QUOTE(bazza @ Oct 10 2007, 08:25 AM)

ig is currently quoting $51 to buy a december put @ 12000.
So you can buy 1 put option on the whole index, measured in dollars, for $51
If the DOW is 11500 on expiry, then you will get a $500 return for your $51 investment.
If the DOW is above 12000 on expiry, then you get nothing.
Of course you could sell earlier for a profit or loss depending on the sale price which is currently $43 but is quite volatile having been over $100 recently.
Hope this helps.
Bazza, I have been using IG to spreadbet for the last few months (£4000 up but should have been much more with a bit of discipline). I'm new to all this and would appreciate a second opinion to make sure I have understood options correctly. Let's say I'm very bearish

and I think the DOW is going to see huge drops over the next few months (once the Fed stops cutting rates of course. Incidentally, I made most of my money on the last Fed decision so roll on Wednesday).

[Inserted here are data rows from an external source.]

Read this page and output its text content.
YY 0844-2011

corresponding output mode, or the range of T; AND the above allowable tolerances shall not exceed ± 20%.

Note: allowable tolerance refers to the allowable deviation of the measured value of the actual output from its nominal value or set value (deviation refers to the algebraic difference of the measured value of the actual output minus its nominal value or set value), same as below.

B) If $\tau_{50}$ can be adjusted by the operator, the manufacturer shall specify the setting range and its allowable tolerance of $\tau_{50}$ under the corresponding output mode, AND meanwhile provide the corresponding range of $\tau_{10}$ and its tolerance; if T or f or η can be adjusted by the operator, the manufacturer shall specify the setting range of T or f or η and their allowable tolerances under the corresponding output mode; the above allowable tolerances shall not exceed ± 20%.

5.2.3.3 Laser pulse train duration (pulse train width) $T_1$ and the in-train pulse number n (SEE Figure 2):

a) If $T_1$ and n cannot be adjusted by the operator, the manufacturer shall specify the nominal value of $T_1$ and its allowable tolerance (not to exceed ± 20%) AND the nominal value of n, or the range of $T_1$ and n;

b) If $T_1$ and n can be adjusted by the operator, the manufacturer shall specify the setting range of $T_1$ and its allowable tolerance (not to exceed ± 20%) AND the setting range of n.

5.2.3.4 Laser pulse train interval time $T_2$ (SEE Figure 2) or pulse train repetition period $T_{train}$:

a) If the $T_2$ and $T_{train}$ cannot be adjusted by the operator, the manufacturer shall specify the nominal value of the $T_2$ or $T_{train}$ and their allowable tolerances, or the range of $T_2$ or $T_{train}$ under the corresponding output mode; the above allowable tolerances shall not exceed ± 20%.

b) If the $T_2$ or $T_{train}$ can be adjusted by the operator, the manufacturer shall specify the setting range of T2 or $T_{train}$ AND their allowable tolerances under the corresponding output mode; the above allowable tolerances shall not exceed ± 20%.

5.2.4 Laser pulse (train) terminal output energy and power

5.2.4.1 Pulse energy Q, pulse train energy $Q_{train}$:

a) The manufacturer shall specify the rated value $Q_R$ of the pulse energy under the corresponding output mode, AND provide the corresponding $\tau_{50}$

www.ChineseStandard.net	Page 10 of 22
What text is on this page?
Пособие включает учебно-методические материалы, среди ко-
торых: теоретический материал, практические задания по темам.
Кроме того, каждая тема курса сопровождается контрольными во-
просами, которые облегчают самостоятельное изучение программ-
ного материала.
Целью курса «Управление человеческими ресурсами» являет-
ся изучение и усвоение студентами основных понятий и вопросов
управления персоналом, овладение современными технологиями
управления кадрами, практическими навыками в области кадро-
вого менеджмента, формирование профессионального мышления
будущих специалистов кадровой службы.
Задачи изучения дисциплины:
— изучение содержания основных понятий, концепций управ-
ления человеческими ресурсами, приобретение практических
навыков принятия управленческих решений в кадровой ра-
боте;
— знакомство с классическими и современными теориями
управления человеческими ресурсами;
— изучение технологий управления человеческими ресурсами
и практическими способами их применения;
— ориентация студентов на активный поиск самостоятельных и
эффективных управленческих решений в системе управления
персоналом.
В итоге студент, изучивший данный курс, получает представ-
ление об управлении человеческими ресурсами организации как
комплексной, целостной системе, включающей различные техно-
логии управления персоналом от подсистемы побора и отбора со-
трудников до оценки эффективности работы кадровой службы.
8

Assuming the DOW is trading at 13600 today, I could either:
1. Buy a March 13550 Put for £544. If the DOW hit 12000 in March, my option would be worth approximately 13550-12000 = £1550.00 for a £544 outlay. (Can I just check, what I want to do is
buy a put in this scenario, right?)
OR
2. Place a spreadbet and sell the DOW for £1 per point with a stop 544 points away at 14144. If I'm not stopped out, and the DOW hits 12000 in March, I will make approximately 13600-12000 = £1600.00 for a £544 outlay.
Am I correct in thinking, the benefit with the put is that you don't get stopped out and can stay in the game? Given how the DOW can be so volatile and spike (I have taken correct positions in the past but been stopped out because of this spiking which is annoying), isn't it always better to buy options in this case?